Henrik Fisker is getting back into the electric car game with a new design seemingly aimed at both Tesla Motors and his old company, which has been reconstituted as Karma Automotive. Now we know what that car will be called.
Say hello to the Fisker EMotion, a name that is sure to confound spellcheck programs everywhere. As shown in previous teaser images, the EMotion is a sleek sedan that bears a familial resemblance to some of Fisker’s other recent designs. It will make its official debut sometime in 2017.
The car itself is certainly striking but is not quite as pretty as the original Fisker Karma (which will soon re-enter production as the Karma Revero). The large, curved windshield, low hood, and butterfly doors are dramatic touches, but the rest of the car seems to just crib styling details from Fisker’s VLF Force 1 sports car, itself seemingly a restyled version of the Dodge Viper.
At least the specs are impressive. Fisker claims the EMotion will have a top speed of 161 mph and a range of 400 miles. That range, which beats the Tesla Model S by 85 miles, will be made possible by graphene battery cells, Fisker claims. The EMotion will also use a body structure made from a mix of carbon fiber and aluminum to keep weight down, with a battery-pack layout intended to maximize interior space.
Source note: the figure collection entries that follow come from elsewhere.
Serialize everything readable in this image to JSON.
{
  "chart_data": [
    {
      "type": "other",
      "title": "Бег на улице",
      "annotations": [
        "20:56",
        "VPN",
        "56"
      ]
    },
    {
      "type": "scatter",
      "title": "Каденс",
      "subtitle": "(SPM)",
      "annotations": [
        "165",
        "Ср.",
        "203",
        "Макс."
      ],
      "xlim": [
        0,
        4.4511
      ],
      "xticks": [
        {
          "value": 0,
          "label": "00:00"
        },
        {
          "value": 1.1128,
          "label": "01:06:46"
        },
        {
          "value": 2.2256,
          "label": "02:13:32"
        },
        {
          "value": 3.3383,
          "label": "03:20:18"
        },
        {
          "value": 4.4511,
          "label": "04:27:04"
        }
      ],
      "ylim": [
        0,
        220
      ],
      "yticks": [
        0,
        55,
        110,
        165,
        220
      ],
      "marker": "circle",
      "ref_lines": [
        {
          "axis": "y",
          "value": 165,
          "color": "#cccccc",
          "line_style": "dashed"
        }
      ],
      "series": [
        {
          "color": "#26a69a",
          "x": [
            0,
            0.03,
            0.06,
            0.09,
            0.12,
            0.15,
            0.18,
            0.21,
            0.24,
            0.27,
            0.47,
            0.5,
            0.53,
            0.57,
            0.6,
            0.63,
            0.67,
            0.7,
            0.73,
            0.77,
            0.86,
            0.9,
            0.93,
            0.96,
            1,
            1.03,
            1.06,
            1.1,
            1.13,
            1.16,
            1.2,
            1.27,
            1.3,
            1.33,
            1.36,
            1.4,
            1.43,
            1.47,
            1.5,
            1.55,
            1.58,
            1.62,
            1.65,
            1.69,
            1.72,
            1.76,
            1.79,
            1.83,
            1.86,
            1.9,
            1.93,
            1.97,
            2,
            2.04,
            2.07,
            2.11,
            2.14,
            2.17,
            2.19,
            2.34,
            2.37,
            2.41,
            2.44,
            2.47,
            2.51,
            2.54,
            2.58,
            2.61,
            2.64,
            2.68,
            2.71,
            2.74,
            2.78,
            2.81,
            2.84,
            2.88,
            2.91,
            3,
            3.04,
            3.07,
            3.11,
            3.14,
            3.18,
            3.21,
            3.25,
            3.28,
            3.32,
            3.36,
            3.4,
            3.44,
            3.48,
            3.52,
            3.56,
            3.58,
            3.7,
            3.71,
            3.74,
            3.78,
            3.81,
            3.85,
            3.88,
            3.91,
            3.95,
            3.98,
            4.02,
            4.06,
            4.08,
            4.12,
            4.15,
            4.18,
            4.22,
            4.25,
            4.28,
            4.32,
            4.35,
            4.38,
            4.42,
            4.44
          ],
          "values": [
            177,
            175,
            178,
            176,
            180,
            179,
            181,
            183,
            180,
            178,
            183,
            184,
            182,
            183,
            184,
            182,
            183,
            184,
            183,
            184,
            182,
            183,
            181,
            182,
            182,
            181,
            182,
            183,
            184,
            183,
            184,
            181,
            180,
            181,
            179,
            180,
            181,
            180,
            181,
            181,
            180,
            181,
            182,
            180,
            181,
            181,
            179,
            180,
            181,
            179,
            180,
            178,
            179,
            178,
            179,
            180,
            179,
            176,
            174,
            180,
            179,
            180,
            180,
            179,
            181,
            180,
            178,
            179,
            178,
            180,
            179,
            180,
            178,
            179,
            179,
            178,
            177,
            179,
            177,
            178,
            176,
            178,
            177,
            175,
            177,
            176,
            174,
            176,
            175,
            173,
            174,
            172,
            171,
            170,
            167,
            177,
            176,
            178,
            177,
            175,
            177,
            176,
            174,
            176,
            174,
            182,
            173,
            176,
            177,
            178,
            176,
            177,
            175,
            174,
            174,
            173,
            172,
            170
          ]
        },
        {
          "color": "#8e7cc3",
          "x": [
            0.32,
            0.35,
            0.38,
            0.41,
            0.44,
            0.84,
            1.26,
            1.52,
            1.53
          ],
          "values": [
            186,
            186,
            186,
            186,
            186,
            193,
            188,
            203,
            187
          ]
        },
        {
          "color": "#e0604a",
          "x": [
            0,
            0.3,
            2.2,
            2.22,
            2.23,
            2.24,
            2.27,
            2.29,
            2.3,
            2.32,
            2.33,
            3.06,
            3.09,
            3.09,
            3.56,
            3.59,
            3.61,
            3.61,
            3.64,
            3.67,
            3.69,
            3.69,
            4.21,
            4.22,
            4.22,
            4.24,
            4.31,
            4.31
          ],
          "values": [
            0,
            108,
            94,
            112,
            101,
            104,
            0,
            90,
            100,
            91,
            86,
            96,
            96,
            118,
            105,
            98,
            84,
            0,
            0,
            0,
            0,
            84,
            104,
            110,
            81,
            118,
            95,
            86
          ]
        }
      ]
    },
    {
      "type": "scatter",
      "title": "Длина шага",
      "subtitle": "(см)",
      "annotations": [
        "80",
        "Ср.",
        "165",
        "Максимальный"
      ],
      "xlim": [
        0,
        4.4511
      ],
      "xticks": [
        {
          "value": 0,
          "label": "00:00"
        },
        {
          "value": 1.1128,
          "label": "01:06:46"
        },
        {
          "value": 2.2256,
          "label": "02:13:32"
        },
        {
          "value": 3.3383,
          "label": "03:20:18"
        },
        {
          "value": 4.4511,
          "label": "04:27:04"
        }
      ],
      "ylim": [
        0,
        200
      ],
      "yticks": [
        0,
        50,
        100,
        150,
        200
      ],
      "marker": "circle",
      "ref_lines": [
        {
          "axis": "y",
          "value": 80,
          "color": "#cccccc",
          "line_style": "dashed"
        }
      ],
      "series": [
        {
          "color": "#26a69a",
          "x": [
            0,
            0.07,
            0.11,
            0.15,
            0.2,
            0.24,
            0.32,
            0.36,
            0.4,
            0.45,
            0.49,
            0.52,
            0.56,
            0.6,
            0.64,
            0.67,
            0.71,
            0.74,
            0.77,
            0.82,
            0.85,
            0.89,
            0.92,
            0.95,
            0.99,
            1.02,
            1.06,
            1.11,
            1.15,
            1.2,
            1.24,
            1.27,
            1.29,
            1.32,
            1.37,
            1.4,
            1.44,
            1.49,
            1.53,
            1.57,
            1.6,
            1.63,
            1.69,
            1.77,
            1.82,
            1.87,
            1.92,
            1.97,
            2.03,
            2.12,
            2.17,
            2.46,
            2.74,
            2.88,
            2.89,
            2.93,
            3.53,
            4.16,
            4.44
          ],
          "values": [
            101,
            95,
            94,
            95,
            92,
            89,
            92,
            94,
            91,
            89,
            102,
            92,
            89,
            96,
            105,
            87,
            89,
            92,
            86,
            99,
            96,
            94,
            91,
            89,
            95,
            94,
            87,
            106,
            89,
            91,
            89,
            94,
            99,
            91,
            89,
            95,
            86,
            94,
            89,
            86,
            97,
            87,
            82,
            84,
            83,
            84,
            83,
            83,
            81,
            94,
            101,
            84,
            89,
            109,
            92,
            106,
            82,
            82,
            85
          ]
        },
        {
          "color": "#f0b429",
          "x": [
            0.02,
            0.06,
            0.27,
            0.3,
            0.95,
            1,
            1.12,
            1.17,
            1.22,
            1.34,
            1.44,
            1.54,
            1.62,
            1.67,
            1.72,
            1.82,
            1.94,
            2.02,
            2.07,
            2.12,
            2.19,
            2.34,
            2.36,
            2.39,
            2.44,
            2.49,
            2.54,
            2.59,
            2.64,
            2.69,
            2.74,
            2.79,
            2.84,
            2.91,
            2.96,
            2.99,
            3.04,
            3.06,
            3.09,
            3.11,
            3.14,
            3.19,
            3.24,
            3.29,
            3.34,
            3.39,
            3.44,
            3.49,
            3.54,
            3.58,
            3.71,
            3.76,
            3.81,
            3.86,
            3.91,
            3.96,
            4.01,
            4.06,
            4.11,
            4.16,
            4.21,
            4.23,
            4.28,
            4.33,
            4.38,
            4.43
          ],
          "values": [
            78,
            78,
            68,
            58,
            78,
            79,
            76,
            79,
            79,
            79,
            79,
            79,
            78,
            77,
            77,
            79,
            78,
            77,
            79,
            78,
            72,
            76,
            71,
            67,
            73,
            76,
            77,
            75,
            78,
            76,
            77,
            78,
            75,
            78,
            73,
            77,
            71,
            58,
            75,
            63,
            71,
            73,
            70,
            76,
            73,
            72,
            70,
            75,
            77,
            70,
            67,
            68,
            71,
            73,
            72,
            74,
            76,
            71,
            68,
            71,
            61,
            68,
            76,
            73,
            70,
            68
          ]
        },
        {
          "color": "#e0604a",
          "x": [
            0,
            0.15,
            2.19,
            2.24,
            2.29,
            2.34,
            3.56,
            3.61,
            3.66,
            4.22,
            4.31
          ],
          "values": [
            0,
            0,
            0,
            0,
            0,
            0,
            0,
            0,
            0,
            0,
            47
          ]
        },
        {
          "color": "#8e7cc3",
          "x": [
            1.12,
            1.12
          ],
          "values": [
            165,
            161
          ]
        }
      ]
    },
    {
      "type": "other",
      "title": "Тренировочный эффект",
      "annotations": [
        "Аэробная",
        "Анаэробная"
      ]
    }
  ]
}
Fisker says the EMotion will be built at “an existing facility in the U.S.A.” It is possible that facility will be VLF Automotive’s shop in Auburn Hills, Michigan. Fisker is the “F” in “VLF,” which was founded by former General Motors executive Bob Lutz and businessman Gilbert Villarreal. In addition to the Fisker-designed Force 1, VLF builds the Destino, a Fisker Karma with the V8 engine from a Chevrolet Corvette in place of the original extended-range electric powertrain.
Details on a production schedule for the EMotion will be revealed after the car’s official unveiling. Meanwhile, Karma Automotive continues to work to get the original Fisker Karma back into production as the Revero. Owned by Chinese auto-parts giant Wanxiang, Karma plans to build cars in the U.S. at a new factory in Moreno Valley, California.